In your example code from the second post you're now computing all the "simple" set intersections that will result in what you defined in your expectedSets. But as I just wrote this is not what UpSetPlot shows, since items c and g will be listed in multiple bins. Thus we have to find another solution.
I've looked into the code of the UpSet class in plotting.py and noticed that the underlying dataframe actually contains the bin assignment for each input item, i.e. exactly what I was looking for. I apologize for the following hack, but I needed something quick: I just modified the code of UpSet's plot function to not just return the plot object, but also the dataframe. Now I can check for each input item to which bin it has been assigned in the corresponding plot.

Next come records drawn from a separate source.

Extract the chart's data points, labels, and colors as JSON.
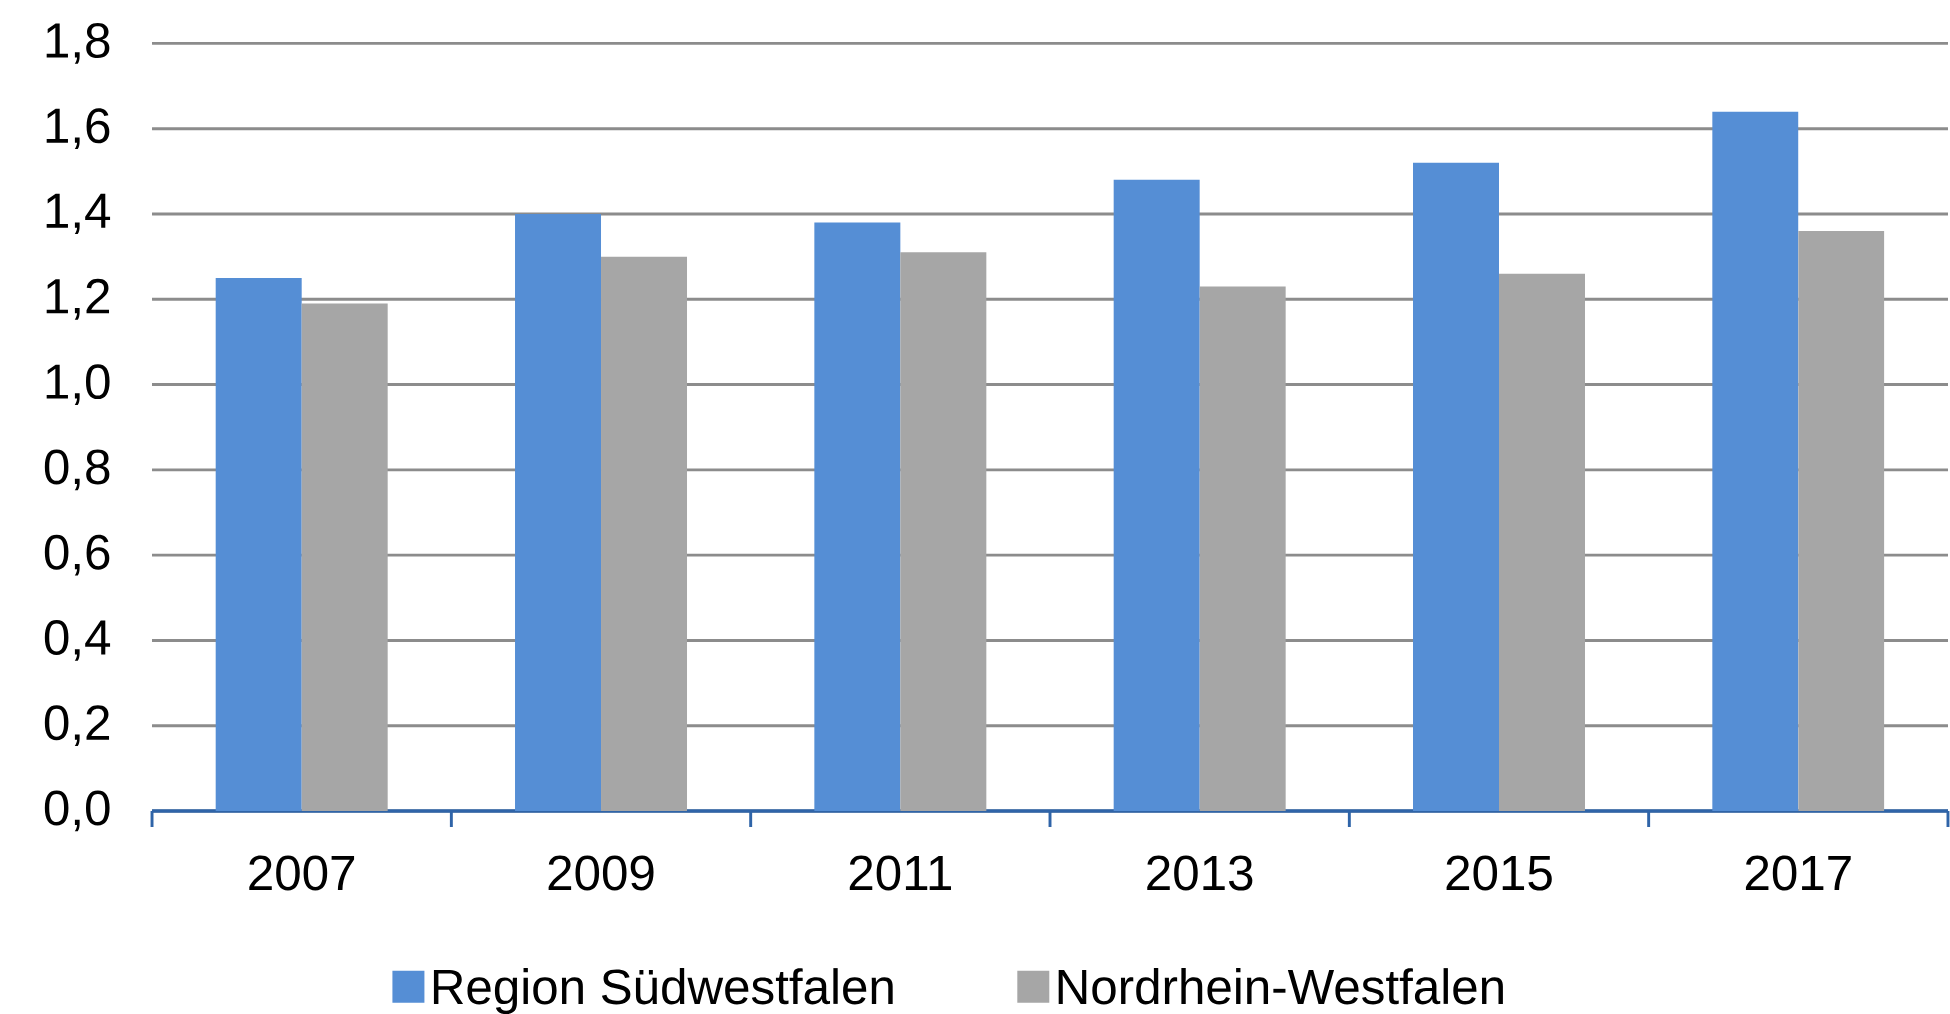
{
  "chart_data": {
    "type": "bar",
    "categories": [
      "2007",
      "2009",
      "2011",
      "2013",
      "2015",
      "2017"
    ],
    "series": [
      {
        "name": "Region Südwestfalen",
        "color": "#558ed5",
        "values": [
          1.25,
          1.4,
          1.38,
          1.48,
          1.52,
          1.64
        ]
      },
      {
        "name": "Nordrhein-Westfalen",
        "color": "#a6a6a6",
        "values": [
          1.19,
          1.3,
          1.31,
          1.23,
          1.26,
          1.36
        ]
      }
    ],
    "ylim": [
      0,
      1.8
    ],
    "yticks": [
      {
        "value": 0,
        "label": "0,0"
      },
      {
        "value": 0.2,
        "label": "0,2"
      },
      {
        "value": 0.4,
        "label": "0,4"
      },
      {
        "value": 0.6,
        "label": "0,6"
      },
      {
        "value": 0.8,
        "label": "0,8"
      },
      {
        "value": 1.0,
        "label": "1,0"
      },
      {
        "value": 1.2,
        "label": "1,2"
      },
      {
        "value": 1.4,
        "label": "1,4"
      },
      {
        "value": 1.6,
        "label": "1,6"
      },
      {
        "value": 1.8,
        "label": "1,8"
      }
    ],
    "grid": "y",
    "legend": "bottom"
  }
}
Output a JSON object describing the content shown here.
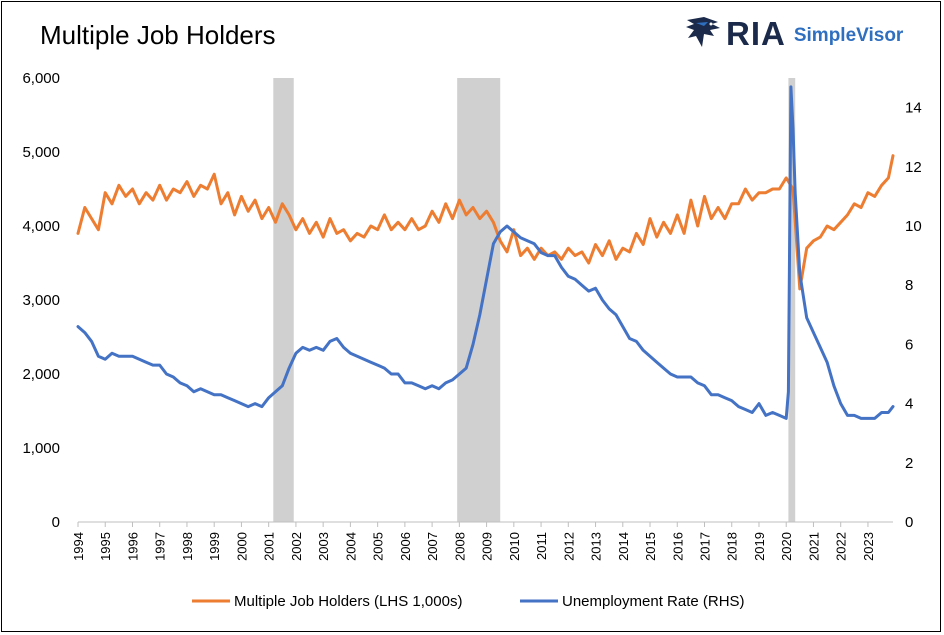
{
  "title": "Multiple Job Holders",
  "logo": {
    "brand": "RIA",
    "product": "SimpleVisor",
    "icon": "eagle-icon"
  },
  "chart_data": {
    "type": "line",
    "title": "Multiple Job Holders",
    "x_range": [
      1994.0,
      2023.92
    ],
    "x_ticks": [
      "1994",
      "1995",
      "1996",
      "1997",
      "1998",
      "1999",
      "2000",
      "2001",
      "2002",
      "2003",
      "2004",
      "2005",
      "2006",
      "2007",
      "2008",
      "2009",
      "2010",
      "2011",
      "2012",
      "2013",
      "2014",
      "2015",
      "2016",
      "2017",
      "2018",
      "2019",
      "2020",
      "2021",
      "2022",
      "2023"
    ],
    "y_left": {
      "range": [
        0,
        6000
      ],
      "ticks": [
        0,
        1000,
        2000,
        3000,
        4000,
        5000,
        6000
      ],
      "tick_labels": [
        "0",
        "1,000",
        "2,000",
        "3,000",
        "4,000",
        "5,000",
        "6,000"
      ]
    },
    "y_right": {
      "range": [
        0,
        15
      ],
      "ticks": [
        0,
        2,
        4,
        6,
        8,
        10,
        12,
        14
      ],
      "tick_labels": [
        "0",
        "2",
        "4",
        "6",
        "8",
        "10",
        "12",
        "14"
      ]
    },
    "grid": false,
    "legend_position": "bottom",
    "recessions": [
      [
        2001.17,
        2001.92
      ],
      [
        2007.92,
        2009.5
      ],
      [
        2020.08,
        2020.33
      ]
    ],
    "series": [
      {
        "name": "Multiple Job Holders (LHS 1,000s)",
        "axis": "left",
        "color": "#ed7d31",
        "x": [
          1994.0,
          1994.25,
          1994.5,
          1994.75,
          1995.0,
          1995.25,
          1995.5,
          1995.75,
          1996.0,
          1996.25,
          1996.5,
          1996.75,
          1997.0,
          1997.25,
          1997.5,
          1997.75,
          1998.0,
          1998.25,
          1998.5,
          1998.75,
          1999.0,
          1999.25,
          1999.5,
          1999.75,
          2000.0,
          2000.25,
          2000.5,
          2000.75,
          2001.0,
          2001.25,
          2001.5,
          2001.75,
          2002.0,
          2002.25,
          2002.5,
          2002.75,
          2003.0,
          2003.25,
          2003.5,
          2003.75,
          2004.0,
          2004.25,
          2004.5,
          2004.75,
          2005.0,
          2005.25,
          2005.5,
          2005.75,
          2006.0,
          2006.25,
          2006.5,
          2006.75,
          2007.0,
          2007.25,
          2007.5,
          2007.75,
          2008.0,
          2008.25,
          2008.5,
          2008.75,
          2009.0,
          2009.25,
          2009.5,
          2009.75,
          2010.0,
          2010.25,
          2010.5,
          2010.75,
          2011.0,
          2011.25,
          2011.5,
          2011.75,
          2012.0,
          2012.25,
          2012.5,
          2012.75,
          2013.0,
          2013.25,
          2013.5,
          2013.75,
          2014.0,
          2014.25,
          2014.5,
          2014.75,
          2015.0,
          2015.25,
          2015.5,
          2015.75,
          2016.0,
          2016.25,
          2016.5,
          2016.75,
          2017.0,
          2017.25,
          2017.5,
          2017.75,
          2018.0,
          2018.25,
          2018.5,
          2018.75,
          2019.0,
          2019.25,
          2019.5,
          2019.75,
          2020.0,
          2020.25,
          2020.5,
          2020.75,
          2021.0,
          2021.25,
          2021.5,
          2021.75,
          2022.0,
          2022.25,
          2022.5,
          2022.75,
          2023.0,
          2023.25,
          2023.5,
          2023.75,
          2023.92
        ],
        "values": [
          3900,
          4250,
          4100,
          3950,
          4450,
          4300,
          4550,
          4400,
          4500,
          4300,
          4450,
          4350,
          4550,
          4350,
          4500,
          4450,
          4600,
          4400,
          4550,
          4500,
          4700,
          4300,
          4450,
          4150,
          4400,
          4200,
          4350,
          4100,
          4250,
          4050,
          4300,
          4150,
          3950,
          4100,
          3900,
          4050,
          3850,
          4100,
          3900,
          3950,
          3800,
          3900,
          3850,
          4000,
          3950,
          4150,
          3950,
          4050,
          3950,
          4100,
          3950,
          4000,
          4200,
          4050,
          4300,
          4100,
          4350,
          4150,
          4250,
          4100,
          4200,
          4050,
          3800,
          3650,
          3950,
          3600,
          3700,
          3550,
          3700,
          3600,
          3650,
          3550,
          3700,
          3600,
          3650,
          3500,
          3750,
          3600,
          3800,
          3550,
          3700,
          3650,
          3900,
          3750,
          4100,
          3850,
          4050,
          3900,
          4150,
          3900,
          4350,
          4000,
          4400,
          4100,
          4250,
          4100,
          4300,
          4300,
          4500,
          4350,
          4450,
          4450,
          4500,
          4500,
          4650,
          4500,
          3150,
          3700,
          3800,
          3850,
          4000,
          3950,
          4050,
          4150,
          4300,
          4250,
          4450,
          4400,
          4550,
          4650,
          4950
        ]
      },
      {
        "name": "Unemployment Rate (RHS)",
        "axis": "right",
        "color": "#4472c4",
        "x": [
          1994.0,
          1994.25,
          1994.5,
          1994.75,
          1995.0,
          1995.25,
          1995.5,
          1995.75,
          1996.0,
          1996.25,
          1996.5,
          1996.75,
          1997.0,
          1997.25,
          1997.5,
          1997.75,
          1998.0,
          1998.25,
          1998.5,
          1998.75,
          1999.0,
          1999.25,
          1999.5,
          1999.75,
          2000.0,
          2000.25,
          2000.5,
          2000.75,
          2001.0,
          2001.25,
          2001.5,
          2001.75,
          2002.0,
          2002.25,
          2002.5,
          2002.75,
          2003.0,
          2003.25,
          2003.5,
          2003.75,
          2004.0,
          2004.25,
          2004.5,
          2004.75,
          2005.0,
          2005.25,
          2005.5,
          2005.75,
          2006.0,
          2006.25,
          2006.5,
          2006.75,
          2007.0,
          2007.25,
          2007.5,
          2007.75,
          2008.0,
          2008.25,
          2008.5,
          2008.75,
          2009.0,
          2009.25,
          2009.5,
          2009.75,
          2010.0,
          2010.25,
          2010.5,
          2010.75,
          2011.0,
          2011.25,
          2011.5,
          2011.75,
          2012.0,
          2012.25,
          2012.5,
          2012.75,
          2013.0,
          2013.25,
          2013.5,
          2013.75,
          2014.0,
          2014.25,
          2014.5,
          2014.75,
          2015.0,
          2015.25,
          2015.5,
          2015.75,
          2016.0,
          2016.25,
          2016.5,
          2016.75,
          2017.0,
          2017.25,
          2017.5,
          2017.75,
          2018.0,
          2018.25,
          2018.5,
          2018.75,
          2019.0,
          2019.25,
          2019.5,
          2019.75,
          2020.0,
          2020.08,
          2020.17,
          2020.25,
          2020.33,
          2020.5,
          2020.75,
          2021.0,
          2021.25,
          2021.5,
          2021.75,
          2022.0,
          2022.25,
          2022.5,
          2022.75,
          2023.0,
          2023.25,
          2023.5,
          2023.75,
          2023.92
        ],
        "values": [
          6.6,
          6.4,
          6.1,
          5.6,
          5.5,
          5.7,
          5.6,
          5.6,
          5.6,
          5.5,
          5.4,
          5.3,
          5.3,
          5.0,
          4.9,
          4.7,
          4.6,
          4.4,
          4.5,
          4.4,
          4.3,
          4.3,
          4.2,
          4.1,
          4.0,
          3.9,
          4.0,
          3.9,
          4.2,
          4.4,
          4.6,
          5.2,
          5.7,
          5.9,
          5.8,
          5.9,
          5.8,
          6.1,
          6.2,
          5.9,
          5.7,
          5.6,
          5.5,
          5.4,
          5.3,
          5.2,
          5.0,
          5.0,
          4.7,
          4.7,
          4.6,
          4.5,
          4.6,
          4.5,
          4.7,
          4.8,
          5.0,
          5.2,
          6.0,
          7.0,
          8.2,
          9.4,
          9.8,
          10.0,
          9.8,
          9.6,
          9.5,
          9.4,
          9.1,
          9.0,
          9.0,
          8.6,
          8.3,
          8.2,
          8.0,
          7.8,
          7.9,
          7.5,
          7.2,
          7.0,
          6.6,
          6.2,
          6.1,
          5.8,
          5.6,
          5.4,
          5.2,
          5.0,
          4.9,
          4.9,
          4.9,
          4.7,
          4.6,
          4.3,
          4.3,
          4.2,
          4.1,
          3.9,
          3.8,
          3.7,
          4.0,
          3.6,
          3.7,
          3.6,
          3.5,
          4.4,
          14.7,
          13.3,
          11.1,
          8.4,
          6.9,
          6.4,
          5.9,
          5.4,
          4.6,
          4.0,
          3.6,
          3.6,
          3.5,
          3.5,
          3.5,
          3.7,
          3.7,
          3.9
        ]
      }
    ]
  }
}
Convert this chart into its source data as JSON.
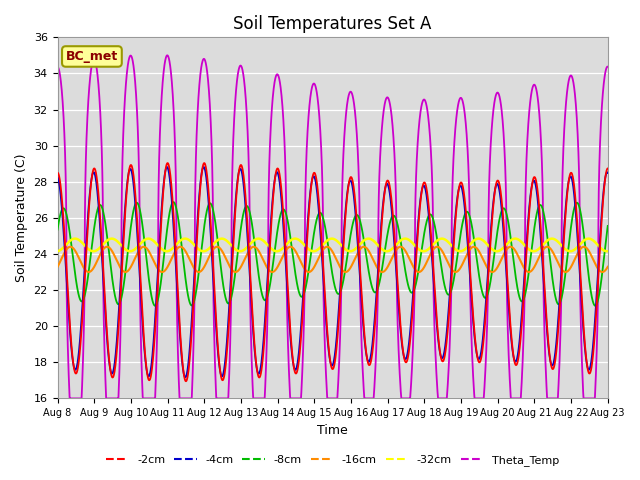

For your example, this is the content of the resulting dataframe (bin numbers correspond to left to right position in your plot):
id _bin
s2 s4 s3 s1
False True False True d 8
True False False True b 7
True False True c 10
False False False True a 3
True True False j 6
True True True False g 9
False True False False i 1
True True False False h 4
False True False f 5
False False e 0
False False True False k 2
Maybe this is useful for someone, I'm now even happier with the library.
Best
Hey - sorry I've been busy and not finding time to handle these questions, but I wonder if you'd find the upsetplot.query function helpful!
I wonder if the change in #198 would help even further?